Men are very uninformed on this subject. We talk about gender inequality, but in this area, a young woman having her first period knows full well that one day she will go through menopause, but a boy has no idea that one day he will have hormone problems.

Medscape website: Is it therefore important to interview men over 50?

Yes. Faced with sexual symptoms or simply fatigue, or in people who are a little depressed, investigating a testosterone deficiency should be among the reflexes.

And if you ask a man in general: “How are things going from a sexual point of view”, and he answers that everything is going well, it means that he has good arteries, good veins, a good nervous system, enough hormones, and psychologically everything is going quite well Good. Conversely, erectile dysfunction can be one of the first symptoms of cardiovascular pathologies.

After a certain age, there is no test that provides as much information about people’s health as this question about sexual health.

Medscape: On their side: Are women better cared for during menopause?

Burte: Yes, but women still have no explanation. I work in sexual medicine and in my consultations I see women who come just to get information about menopause.

Women should know that menopause is a turning point in life because they will spend 30% to 40% of their lives without hormones.

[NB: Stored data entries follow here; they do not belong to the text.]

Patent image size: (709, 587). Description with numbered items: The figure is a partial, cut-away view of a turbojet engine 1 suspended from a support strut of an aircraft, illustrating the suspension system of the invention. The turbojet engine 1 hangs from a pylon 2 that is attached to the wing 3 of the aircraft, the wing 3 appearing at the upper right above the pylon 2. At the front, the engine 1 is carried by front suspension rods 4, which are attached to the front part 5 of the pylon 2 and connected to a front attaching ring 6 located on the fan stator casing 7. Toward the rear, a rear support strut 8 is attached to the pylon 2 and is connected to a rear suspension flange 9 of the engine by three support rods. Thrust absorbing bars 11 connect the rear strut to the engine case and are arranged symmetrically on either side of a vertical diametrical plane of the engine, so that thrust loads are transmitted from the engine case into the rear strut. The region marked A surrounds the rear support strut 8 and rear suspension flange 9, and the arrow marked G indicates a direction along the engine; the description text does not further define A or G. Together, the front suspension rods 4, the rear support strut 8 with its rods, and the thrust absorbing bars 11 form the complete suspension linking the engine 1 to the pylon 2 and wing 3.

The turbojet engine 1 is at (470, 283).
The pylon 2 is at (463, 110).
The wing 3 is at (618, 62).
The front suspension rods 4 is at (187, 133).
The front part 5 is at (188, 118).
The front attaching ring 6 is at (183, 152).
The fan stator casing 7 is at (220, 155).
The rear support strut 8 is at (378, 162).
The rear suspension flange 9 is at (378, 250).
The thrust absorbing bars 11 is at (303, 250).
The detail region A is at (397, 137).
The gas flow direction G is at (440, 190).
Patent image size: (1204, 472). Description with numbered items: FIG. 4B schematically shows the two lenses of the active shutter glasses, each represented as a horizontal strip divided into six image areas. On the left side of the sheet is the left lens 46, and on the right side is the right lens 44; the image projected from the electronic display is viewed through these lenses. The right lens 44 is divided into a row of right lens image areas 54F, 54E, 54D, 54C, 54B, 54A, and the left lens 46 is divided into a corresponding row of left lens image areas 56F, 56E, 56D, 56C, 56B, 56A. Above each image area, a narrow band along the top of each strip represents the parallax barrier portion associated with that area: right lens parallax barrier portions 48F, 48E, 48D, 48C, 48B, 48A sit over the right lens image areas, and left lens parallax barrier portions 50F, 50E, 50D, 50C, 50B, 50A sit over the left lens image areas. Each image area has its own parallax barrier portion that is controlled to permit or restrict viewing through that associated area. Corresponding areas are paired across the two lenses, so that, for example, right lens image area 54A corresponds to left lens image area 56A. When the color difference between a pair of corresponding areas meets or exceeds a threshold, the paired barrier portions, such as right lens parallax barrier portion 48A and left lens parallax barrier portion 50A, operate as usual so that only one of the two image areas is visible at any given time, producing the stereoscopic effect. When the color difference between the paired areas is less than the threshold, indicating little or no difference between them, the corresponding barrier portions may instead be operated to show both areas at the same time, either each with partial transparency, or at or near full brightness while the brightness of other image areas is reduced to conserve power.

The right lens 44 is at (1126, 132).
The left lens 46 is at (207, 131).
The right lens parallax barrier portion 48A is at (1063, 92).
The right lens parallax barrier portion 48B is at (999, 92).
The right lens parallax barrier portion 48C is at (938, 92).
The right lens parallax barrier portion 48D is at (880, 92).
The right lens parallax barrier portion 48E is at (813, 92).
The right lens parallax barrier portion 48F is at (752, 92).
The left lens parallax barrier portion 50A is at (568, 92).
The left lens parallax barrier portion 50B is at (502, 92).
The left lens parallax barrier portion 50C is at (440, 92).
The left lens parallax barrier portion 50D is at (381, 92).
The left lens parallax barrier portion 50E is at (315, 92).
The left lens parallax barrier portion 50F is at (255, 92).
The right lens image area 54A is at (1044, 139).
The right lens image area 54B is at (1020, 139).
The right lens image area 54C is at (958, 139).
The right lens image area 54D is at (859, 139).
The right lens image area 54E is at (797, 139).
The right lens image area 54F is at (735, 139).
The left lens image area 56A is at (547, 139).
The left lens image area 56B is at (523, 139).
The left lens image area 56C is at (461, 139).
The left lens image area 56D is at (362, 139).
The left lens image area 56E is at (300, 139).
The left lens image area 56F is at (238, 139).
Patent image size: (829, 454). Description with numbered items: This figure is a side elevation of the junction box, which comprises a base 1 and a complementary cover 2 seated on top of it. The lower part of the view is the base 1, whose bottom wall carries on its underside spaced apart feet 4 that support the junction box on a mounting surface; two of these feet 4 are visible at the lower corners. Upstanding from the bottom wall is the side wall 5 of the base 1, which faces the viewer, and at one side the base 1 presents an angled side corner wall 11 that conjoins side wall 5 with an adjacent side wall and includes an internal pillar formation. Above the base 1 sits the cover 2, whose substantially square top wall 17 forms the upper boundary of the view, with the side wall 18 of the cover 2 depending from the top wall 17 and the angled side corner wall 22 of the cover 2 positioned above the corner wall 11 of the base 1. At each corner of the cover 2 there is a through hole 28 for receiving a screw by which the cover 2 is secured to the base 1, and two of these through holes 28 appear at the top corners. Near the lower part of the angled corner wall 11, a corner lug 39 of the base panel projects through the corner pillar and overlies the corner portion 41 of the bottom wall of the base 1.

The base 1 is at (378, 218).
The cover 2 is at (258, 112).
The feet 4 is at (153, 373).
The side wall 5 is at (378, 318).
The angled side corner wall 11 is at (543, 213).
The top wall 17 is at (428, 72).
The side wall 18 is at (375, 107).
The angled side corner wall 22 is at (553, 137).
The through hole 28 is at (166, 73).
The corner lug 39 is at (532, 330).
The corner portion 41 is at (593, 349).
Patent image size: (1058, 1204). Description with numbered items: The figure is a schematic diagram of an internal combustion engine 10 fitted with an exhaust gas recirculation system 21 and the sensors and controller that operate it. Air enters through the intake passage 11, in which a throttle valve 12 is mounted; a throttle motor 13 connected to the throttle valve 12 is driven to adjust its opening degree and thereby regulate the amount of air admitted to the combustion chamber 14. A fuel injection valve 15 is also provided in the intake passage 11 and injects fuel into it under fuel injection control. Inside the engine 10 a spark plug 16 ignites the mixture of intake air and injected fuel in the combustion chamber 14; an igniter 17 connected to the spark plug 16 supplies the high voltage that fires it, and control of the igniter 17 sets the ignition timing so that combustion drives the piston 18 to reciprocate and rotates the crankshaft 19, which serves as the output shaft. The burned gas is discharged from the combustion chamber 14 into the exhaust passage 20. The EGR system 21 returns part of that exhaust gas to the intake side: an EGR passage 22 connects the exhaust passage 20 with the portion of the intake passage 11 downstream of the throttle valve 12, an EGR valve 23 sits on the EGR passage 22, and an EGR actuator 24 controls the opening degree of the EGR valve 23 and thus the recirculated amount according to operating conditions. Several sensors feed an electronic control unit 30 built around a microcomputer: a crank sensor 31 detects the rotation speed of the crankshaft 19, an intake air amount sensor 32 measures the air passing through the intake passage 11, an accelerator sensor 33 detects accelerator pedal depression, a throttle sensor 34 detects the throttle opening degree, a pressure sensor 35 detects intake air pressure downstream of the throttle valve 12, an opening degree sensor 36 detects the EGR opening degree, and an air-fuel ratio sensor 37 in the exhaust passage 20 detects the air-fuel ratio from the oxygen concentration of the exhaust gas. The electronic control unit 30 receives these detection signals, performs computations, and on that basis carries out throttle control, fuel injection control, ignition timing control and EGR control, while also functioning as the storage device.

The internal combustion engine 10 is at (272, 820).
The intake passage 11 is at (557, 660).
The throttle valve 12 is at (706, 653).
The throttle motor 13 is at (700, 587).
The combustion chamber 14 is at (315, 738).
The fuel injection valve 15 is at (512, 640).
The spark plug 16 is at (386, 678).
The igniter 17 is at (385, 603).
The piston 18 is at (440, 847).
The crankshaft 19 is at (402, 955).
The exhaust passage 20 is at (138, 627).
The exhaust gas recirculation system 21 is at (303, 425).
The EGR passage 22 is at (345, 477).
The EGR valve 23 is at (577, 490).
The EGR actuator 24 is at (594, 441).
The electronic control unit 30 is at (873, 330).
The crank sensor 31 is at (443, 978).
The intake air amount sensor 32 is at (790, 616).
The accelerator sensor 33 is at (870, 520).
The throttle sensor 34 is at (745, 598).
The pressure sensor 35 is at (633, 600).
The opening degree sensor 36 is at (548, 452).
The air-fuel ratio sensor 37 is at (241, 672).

It is important to explain that it is indeed not the same after menopause, without treatment. There are genital and urinary, psychological, sexual and skin consequences. It is important to provide real data on the influence of hormonal treatments. Today, the hormone scare is not over yet. I think we need to rehabilitate treatment and care for women.

Medscape: So we must not forget men and women.

Burte: Yes. It is also very important to take a perspective not only for the individual, but also for the couple. If you treat a man with testosterone, he will be in top shape after 3 months. However, if the couple has long been accustomed to a limited sexual life and the woman is not supported by her side, the couple will become unbalanced. The couple is concerned with controlling the hormonal changes of both.

Medscape: Sexual medicine is essential, yet it seems inaccessible.

Burte: There are very few specialists in the field of sexual medicine, because there is no legal regulation for this. This consultation takes a long time, but is not appreciated. Who wants to commit to this?

If there were reimbursement for sexual medicine consultations at the age of 15, during menopause and for men around the age of 50, this would change the mentality. Sexual medicine must be integrated into medicine. It should also be noted that not all sexologists are doctors.

Some people are very well educated through universities, and others are not. Ideally, someone with a sexual disorder should first have a sexual medicine consultation to understand the situation. The doctor can then refer the patient to a competent sexologist, because we work in a network.

Burté has no conflicts of interest regarding this topic.

This story has been translated from the Medscape French edition using various editorial tools, including AI, as part of the process. Human editors reviewed this content before publication.